Research

Our research aims to understand stressors affecting water security and provide adaptation and mitigation options to address them using principles of sustainability science. This includes place-based, and transdisciplinary partnerships. Our research centers on eutrophication (ecosystem change driven by increased nutrient loading, leading to more algae production) and cyanobacterial harmful algal blooms (cHABs), a common consequence of eutrophication. These problems are widely considered the most significant global threats to freshwater quality. Our work spans wetland management and drainage (intricately related to water quality), climate change, and human dimensions of agri-environmental and water quality decisions.
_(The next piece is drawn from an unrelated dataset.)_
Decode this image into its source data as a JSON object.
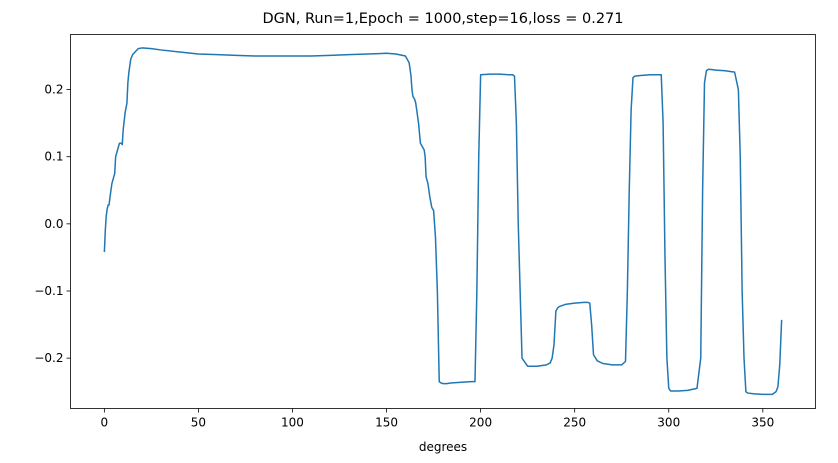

Understanding nutrient and cyanobacterial bloom dynamics

Cyanobacterial HABs can impact water security via their effects on ecosystem health and risks associated with toxins that harm human and animal health. These blooms are widespread, but their risks remain poorly characterized, and solutions to cHABs have been elusive. Our work on blooms includes understanding toxin risk, and management options for mitigating bloom risk, including a novel dual whole-lake experiment underway with colleagues at IISD-ELA.
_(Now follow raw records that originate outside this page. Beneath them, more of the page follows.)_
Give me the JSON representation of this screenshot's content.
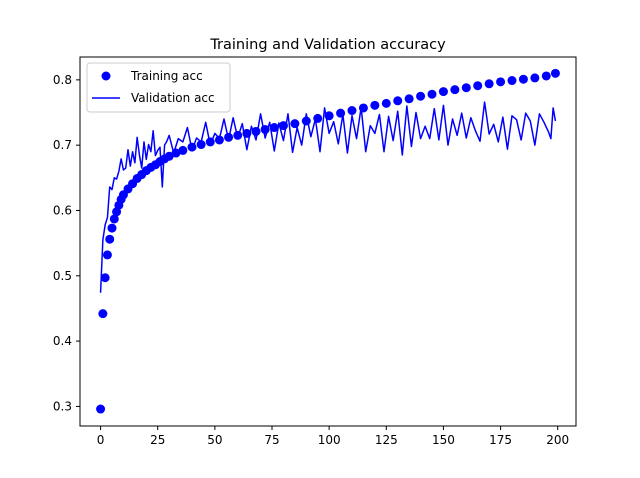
{
  "chart_data": {
    "type": "line",
    "title": "Training and Validation accuracy",
    "xlabel": "",
    "ylabel": "",
    "xlim": [
      -9,
      208
    ],
    "ylim": [
      0.27,
      0.835
    ],
    "x_ticks": [
      0,
      25,
      50,
      75,
      100,
      125,
      150,
      175,
      200
    ],
    "x_tick_labels": [
      "0",
      "25",
      "50",
      "75",
      "100",
      "125",
      "150",
      "175",
      "200"
    ],
    "y_ticks": [
      0.3,
      0.4,
      0.5,
      0.6,
      0.7,
      0.8
    ],
    "y_tick_labels": [
      "0.3",
      "0.4",
      "0.5",
      "0.6",
      "0.7",
      "0.8"
    ],
    "grid": false,
    "legend_position": "top-left",
    "series": [
      {
        "name": "Training acc",
        "style": "markers",
        "color": "#0000ff",
        "x": [
          0,
          1,
          2,
          3,
          4,
          5,
          6,
          7,
          8,
          9,
          10,
          12,
          14,
          16,
          18,
          20,
          22,
          24,
          26,
          28,
          30,
          33,
          36,
          40,
          44,
          48,
          52,
          56,
          60,
          64,
          68,
          72,
          76,
          80,
          85,
          90,
          95,
          100,
          105,
          110,
          115,
          120,
          125,
          130,
          135,
          140,
          145,
          150,
          155,
          160,
          165,
          170,
          175,
          180,
          185,
          190,
          195,
          199
        ],
        "values": [
          0.296,
          0.442,
          0.497,
          0.532,
          0.556,
          0.573,
          0.587,
          0.598,
          0.608,
          0.617,
          0.624,
          0.633,
          0.641,
          0.649,
          0.655,
          0.661,
          0.666,
          0.67,
          0.675,
          0.679,
          0.683,
          0.688,
          0.692,
          0.697,
          0.701,
          0.705,
          0.708,
          0.712,
          0.715,
          0.718,
          0.721,
          0.724,
          0.727,
          0.73,
          0.733,
          0.737,
          0.741,
          0.745,
          0.749,
          0.753,
          0.757,
          0.761,
          0.764,
          0.768,
          0.771,
          0.775,
          0.778,
          0.782,
          0.785,
          0.788,
          0.791,
          0.794,
          0.797,
          0.799,
          0.801,
          0.803,
          0.806,
          0.81
        ]
      },
      {
        "name": "Validation acc",
        "style": "line",
        "color": "#0000ff",
        "x": [
          0,
          1,
          2,
          3,
          4,
          5,
          6,
          7,
          8,
          9,
          10,
          11,
          12,
          13,
          14,
          15,
          16,
          17,
          18,
          19,
          20,
          21,
          22,
          23,
          24,
          25,
          26,
          27,
          28,
          29,
          30,
          32,
          34,
          36,
          38,
          40,
          42,
          44,
          46,
          48,
          50,
          52,
          54,
          56,
          58,
          60,
          62,
          64,
          66,
          68,
          70,
          72,
          74,
          76,
          78,
          80,
          82,
          84,
          86,
          88,
          90,
          92,
          94,
          96,
          98,
          100,
          102,
          104,
          106,
          108,
          110,
          112,
          114,
          116,
          118,
          120,
          122,
          124,
          126,
          128,
          130,
          132,
          134,
          136,
          138,
          140,
          142,
          144,
          146,
          148,
          150,
          152,
          154,
          156,
          158,
          160,
          162,
          164,
          166,
          168,
          170,
          172,
          174,
          176,
          178,
          180,
          182,
          184,
          186,
          188,
          190,
          192,
          194,
          196,
          197,
          198,
          199
        ],
        "values": [
          0.474,
          0.555,
          0.578,
          0.589,
          0.636,
          0.632,
          0.65,
          0.648,
          0.66,
          0.679,
          0.662,
          0.665,
          0.693,
          0.668,
          0.69,
          0.673,
          0.712,
          0.685,
          0.665,
          0.705,
          0.678,
          0.701,
          0.69,
          0.722,
          0.684,
          0.692,
          0.697,
          0.636,
          0.7,
          0.706,
          0.715,
          0.688,
          0.71,
          0.705,
          0.727,
          0.692,
          0.711,
          0.705,
          0.735,
          0.7,
          0.718,
          0.71,
          0.74,
          0.708,
          0.742,
          0.711,
          0.733,
          0.693,
          0.729,
          0.708,
          0.748,
          0.711,
          0.735,
          0.691,
          0.734,
          0.707,
          0.748,
          0.689,
          0.727,
          0.7,
          0.748,
          0.713,
          0.74,
          0.69,
          0.757,
          0.718,
          0.736,
          0.702,
          0.747,
          0.688,
          0.745,
          0.71,
          0.758,
          0.69,
          0.73,
          0.718,
          0.747,
          0.69,
          0.744,
          0.707,
          0.752,
          0.685,
          0.76,
          0.698,
          0.75,
          0.71,
          0.729,
          0.71,
          0.756,
          0.708,
          0.761,
          0.7,
          0.74,
          0.715,
          0.749,
          0.711,
          0.742,
          0.722,
          0.706,
          0.766,
          0.717,
          0.732,
          0.705,
          0.743,
          0.694,
          0.745,
          0.739,
          0.708,
          0.749,
          0.737,
          0.7,
          0.748,
          0.735,
          0.72,
          0.71,
          0.757,
          0.737
        ]
      }
    ]
  }
}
Climate, changing climate, and winter conditions affecting biogeochemical cycles and water quality

Rapid changes in climate, including the duration of ice cover, create the risk of threshold changes in ecosystems. Yet critical gaps in knowledge of the ecology and biogeochemistry of lakes beneath the ice limit our ability to predict change. And, other climate effects are nonstationary, and place based. Our work helps inform our understanding of change with a focus on understanding biogeochemical processes, their controls, and how they will change with changing climate.

Agricultural landscapes, ecosystem services, and water quality

Many remedies for eutrophication lie on land via interventions that alter management of agricultural systems. We work to advance our process-based understanding of nutrient transport, including model representation, and generating science to inform pivotal decisions, such as the choice of Beneficial Management Practices (BMPs). This is our most active area of work and includes efforts to understand solutions on land that can help support improved water quality, without sacrificing agricultural productivity. We are committed to outreach on water quality and have created the Agricultural Nutrients and Water Quality website that details some of our ongoing work and advice for water quality solutions.

Wetlands, wetland management and drainage

Rapid change is underway on the prairies. The changing hydrology and climate, as well as rapid developments in agricultural practices, have fuelled widespread wetland drainage, most notably in Saskatchewan where changes in regulation are expected to approve widespread drainage to aid agricultural production. Our work aims to inform the role of wetlands in the landscape, and has helped understand socioeconomic factors driving wetland loss, alongside societal costs associated with wetland drainage.

Changing sourcewater quality and adaptation for drinking water

We work extensively with a water treatment plant in southern Saskatchewan, the Buffalo Pound Water Treatment Plant, supporting varied needs to understand drivers of change. We run a long-term monitoring program using sensors – following water quality through summer months and streaming that data for the water treatment plant to help adapt their processes. Our work on this lake is diverse, driven by the needs of the plant and our scientific interest, including recent and ongoing work on changing flow source and impacts on water quality, winter changes in water quality, and many other efforts informed by our sensor-based monitoring, and long-term chemical monitoring of the system.

Greenhouse gas emissions

Helen's PhD work focussed on aquatic GHG emissions, and this remains an area of interest for her – understanding natural and anthropogenic impacts on GHG fluxes in aquatic environments, and more recently some work in terrestrial environments.